So would cories be okay in a 2.5 or 1 gallon tank for a week or two? Obviously they will eventually end up in the ten gallon!

And I will think about get a forth cory! My only reservation with that is overstocking. Would it be okay if I get three, and then later on add another if my water is okay? Would the other three learn to school with the forth one?


----------



## aemaki09 (Oct 23, 2012)

Hmm, I think both the 2.5 and 1 gallon would both be too small. Even if you did daily water changes, they still wouldnt have enough room. They'd probably be wayyyy too stressed.

It would be okay to get 2 and then add another later, as long as its the same species they will school. But 3 is a really small group for them.


----------



## Aurie (Jun 22, 2012)

I have 5 of these guys with my betta. I didn't even quarentine them. I should have, but I took a chance and won..

Pygmy cories

Thinking of getting 2 more.. for the hell of it..


----------



## NoPurposeFlour (Jun 8, 2012)

A store kind of close to me has habrosus cories.
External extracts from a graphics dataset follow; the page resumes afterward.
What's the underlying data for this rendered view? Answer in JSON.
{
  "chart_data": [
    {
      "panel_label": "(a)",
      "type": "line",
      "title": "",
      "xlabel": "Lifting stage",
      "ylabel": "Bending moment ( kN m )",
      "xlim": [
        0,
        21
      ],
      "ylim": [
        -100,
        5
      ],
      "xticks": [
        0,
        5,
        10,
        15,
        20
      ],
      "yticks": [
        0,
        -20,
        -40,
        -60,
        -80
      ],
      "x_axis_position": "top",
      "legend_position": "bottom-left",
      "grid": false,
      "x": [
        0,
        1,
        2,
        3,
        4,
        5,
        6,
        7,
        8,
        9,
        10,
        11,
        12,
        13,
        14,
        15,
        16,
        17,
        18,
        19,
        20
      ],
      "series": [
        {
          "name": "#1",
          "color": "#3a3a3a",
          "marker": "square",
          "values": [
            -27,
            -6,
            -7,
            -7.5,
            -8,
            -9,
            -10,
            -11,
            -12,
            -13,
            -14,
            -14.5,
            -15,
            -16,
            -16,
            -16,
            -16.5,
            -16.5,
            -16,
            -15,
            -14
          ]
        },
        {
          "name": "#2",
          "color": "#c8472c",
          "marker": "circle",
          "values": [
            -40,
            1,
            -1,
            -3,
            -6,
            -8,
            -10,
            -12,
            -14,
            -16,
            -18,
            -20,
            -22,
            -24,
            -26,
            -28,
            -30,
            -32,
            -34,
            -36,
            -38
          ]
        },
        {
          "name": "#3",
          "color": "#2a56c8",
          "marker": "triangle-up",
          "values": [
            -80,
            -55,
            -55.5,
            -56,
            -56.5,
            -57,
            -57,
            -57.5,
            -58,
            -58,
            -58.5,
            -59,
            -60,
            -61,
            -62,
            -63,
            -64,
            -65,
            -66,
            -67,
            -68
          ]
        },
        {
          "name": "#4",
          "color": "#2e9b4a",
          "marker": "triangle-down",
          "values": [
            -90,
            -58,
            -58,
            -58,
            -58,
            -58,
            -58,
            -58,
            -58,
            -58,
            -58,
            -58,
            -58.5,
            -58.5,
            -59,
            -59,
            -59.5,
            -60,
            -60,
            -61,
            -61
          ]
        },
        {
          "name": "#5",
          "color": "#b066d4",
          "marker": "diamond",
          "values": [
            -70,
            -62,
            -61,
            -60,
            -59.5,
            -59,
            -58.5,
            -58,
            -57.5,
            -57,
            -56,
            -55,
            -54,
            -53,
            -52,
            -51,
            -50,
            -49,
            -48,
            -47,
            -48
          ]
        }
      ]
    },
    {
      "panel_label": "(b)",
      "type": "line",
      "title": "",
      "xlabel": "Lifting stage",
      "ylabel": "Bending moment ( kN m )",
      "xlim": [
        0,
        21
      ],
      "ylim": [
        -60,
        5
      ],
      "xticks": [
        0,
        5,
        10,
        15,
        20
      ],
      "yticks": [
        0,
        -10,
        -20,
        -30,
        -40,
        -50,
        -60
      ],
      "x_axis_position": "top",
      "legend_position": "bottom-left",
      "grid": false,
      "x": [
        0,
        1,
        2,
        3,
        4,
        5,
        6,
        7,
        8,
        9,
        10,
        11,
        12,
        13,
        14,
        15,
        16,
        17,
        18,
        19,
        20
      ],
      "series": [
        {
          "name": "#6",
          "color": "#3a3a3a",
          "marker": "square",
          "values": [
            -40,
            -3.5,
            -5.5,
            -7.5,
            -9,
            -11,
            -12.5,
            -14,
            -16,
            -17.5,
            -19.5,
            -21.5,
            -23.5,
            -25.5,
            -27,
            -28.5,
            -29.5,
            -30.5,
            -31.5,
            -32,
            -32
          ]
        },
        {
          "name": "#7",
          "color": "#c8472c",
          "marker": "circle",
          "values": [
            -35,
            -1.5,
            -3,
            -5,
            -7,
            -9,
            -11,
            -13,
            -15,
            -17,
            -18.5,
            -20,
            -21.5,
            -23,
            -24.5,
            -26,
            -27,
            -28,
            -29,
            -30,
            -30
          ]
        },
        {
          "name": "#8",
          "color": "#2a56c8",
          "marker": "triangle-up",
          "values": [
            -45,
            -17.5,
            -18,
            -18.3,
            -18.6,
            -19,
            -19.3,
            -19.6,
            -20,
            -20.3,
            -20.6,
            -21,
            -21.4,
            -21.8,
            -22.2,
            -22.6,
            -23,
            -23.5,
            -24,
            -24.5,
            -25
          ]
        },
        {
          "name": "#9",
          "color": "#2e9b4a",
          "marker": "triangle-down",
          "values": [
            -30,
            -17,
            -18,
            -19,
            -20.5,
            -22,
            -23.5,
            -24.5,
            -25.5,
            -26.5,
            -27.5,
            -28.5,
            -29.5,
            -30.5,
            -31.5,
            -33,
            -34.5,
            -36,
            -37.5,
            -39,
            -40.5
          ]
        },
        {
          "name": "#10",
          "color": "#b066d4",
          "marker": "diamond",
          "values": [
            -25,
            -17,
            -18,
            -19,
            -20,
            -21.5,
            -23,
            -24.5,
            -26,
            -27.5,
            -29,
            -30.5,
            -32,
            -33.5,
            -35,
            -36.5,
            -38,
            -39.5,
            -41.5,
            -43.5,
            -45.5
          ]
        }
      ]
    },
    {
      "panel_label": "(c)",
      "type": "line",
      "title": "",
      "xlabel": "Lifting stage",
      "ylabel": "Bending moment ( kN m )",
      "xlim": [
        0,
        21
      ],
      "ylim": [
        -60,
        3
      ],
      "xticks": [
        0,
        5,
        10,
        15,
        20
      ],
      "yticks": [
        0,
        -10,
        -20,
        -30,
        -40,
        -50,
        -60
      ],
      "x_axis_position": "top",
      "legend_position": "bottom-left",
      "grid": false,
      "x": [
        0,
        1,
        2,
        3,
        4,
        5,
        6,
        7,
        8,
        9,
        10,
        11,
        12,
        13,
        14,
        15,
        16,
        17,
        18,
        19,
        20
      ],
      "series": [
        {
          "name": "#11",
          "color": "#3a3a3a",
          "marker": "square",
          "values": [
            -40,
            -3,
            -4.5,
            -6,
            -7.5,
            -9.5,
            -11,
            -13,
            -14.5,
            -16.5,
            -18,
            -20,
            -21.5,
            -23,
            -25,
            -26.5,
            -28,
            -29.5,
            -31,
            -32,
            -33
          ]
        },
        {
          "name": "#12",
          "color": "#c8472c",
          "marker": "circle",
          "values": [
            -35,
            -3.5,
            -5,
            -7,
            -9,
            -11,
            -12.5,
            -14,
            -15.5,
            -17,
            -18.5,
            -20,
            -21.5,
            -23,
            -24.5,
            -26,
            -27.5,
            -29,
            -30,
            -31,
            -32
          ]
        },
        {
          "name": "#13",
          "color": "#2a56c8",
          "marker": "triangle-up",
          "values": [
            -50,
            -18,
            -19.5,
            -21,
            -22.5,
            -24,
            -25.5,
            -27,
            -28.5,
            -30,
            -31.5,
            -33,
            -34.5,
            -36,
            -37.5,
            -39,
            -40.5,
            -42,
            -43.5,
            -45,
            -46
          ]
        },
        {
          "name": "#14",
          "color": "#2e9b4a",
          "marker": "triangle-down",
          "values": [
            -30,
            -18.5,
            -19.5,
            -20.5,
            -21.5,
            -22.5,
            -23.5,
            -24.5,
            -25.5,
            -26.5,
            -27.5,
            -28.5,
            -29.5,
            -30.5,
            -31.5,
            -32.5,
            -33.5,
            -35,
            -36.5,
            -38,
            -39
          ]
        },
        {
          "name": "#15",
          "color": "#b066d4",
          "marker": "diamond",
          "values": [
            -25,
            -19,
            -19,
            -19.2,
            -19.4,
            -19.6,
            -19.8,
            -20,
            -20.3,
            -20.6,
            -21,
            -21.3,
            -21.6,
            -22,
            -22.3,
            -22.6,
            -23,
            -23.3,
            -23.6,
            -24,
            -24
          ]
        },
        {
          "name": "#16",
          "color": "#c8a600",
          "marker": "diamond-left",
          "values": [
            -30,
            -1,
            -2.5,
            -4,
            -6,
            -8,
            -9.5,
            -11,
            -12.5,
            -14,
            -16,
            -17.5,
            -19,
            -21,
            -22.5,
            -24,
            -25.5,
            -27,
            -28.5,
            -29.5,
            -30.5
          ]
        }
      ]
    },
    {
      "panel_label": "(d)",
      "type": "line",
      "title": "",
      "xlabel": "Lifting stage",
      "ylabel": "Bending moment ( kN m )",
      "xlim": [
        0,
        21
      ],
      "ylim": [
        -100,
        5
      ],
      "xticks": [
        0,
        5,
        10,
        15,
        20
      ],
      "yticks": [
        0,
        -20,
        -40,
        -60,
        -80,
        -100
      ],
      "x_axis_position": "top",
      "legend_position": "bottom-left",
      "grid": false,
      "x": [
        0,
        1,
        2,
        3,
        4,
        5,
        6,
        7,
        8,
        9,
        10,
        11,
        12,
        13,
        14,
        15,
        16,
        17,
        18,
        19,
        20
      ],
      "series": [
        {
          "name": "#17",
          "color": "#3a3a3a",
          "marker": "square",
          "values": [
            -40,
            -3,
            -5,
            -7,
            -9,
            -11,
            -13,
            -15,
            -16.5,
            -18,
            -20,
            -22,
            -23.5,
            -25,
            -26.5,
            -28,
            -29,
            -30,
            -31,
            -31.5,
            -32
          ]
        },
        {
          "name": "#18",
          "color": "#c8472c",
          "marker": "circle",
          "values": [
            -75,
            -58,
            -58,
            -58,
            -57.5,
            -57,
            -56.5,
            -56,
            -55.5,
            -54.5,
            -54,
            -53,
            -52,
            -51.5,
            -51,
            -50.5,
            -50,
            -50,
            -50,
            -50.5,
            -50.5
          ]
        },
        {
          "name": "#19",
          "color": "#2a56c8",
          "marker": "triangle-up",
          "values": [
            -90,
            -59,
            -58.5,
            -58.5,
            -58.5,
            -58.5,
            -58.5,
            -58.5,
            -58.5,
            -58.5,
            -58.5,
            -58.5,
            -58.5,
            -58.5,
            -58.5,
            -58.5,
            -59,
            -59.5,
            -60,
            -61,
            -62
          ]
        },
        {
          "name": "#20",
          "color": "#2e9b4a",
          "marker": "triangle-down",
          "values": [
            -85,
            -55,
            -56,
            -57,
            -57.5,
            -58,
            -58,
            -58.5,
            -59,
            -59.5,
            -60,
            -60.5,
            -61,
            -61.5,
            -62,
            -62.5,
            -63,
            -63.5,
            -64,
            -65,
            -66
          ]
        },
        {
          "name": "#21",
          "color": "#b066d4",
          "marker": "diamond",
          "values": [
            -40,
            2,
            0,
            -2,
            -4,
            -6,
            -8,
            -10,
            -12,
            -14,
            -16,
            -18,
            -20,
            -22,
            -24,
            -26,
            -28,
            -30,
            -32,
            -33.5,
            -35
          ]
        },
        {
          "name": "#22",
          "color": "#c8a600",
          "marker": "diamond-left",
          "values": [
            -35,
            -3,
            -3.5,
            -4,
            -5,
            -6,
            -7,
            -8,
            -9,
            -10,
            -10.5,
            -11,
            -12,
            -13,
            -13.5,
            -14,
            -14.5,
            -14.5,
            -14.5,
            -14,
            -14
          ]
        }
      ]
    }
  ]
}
But they are really tiny and I'm afraid that my betta will try to eat them. lol. Does anyone have experience with keeping the habrosus with bettas?

Also, are they easy to catch. Cause I am a college student and I have to move my tank more than four times a year.


----------



## aemaki09 (Oct 23, 2012)

I have hasborus, and pygmies in my sorority tank, along with some peppered and albino. They all do fine. The bettas dont even notice them.


If you want to QT in anything smaller than a 5gallon, I would go with some pygmy's or hasborus


----------



## broncosfan84 (Apr 11, 2012)

I have 5 albinos in my sorority tank and now a few of my females are hiding all the time. Should I take the cories out?


----------



## Aquafish1995 (Jun 23, 2020)

did any of your bettas get really stressed out over the cory cats?


----------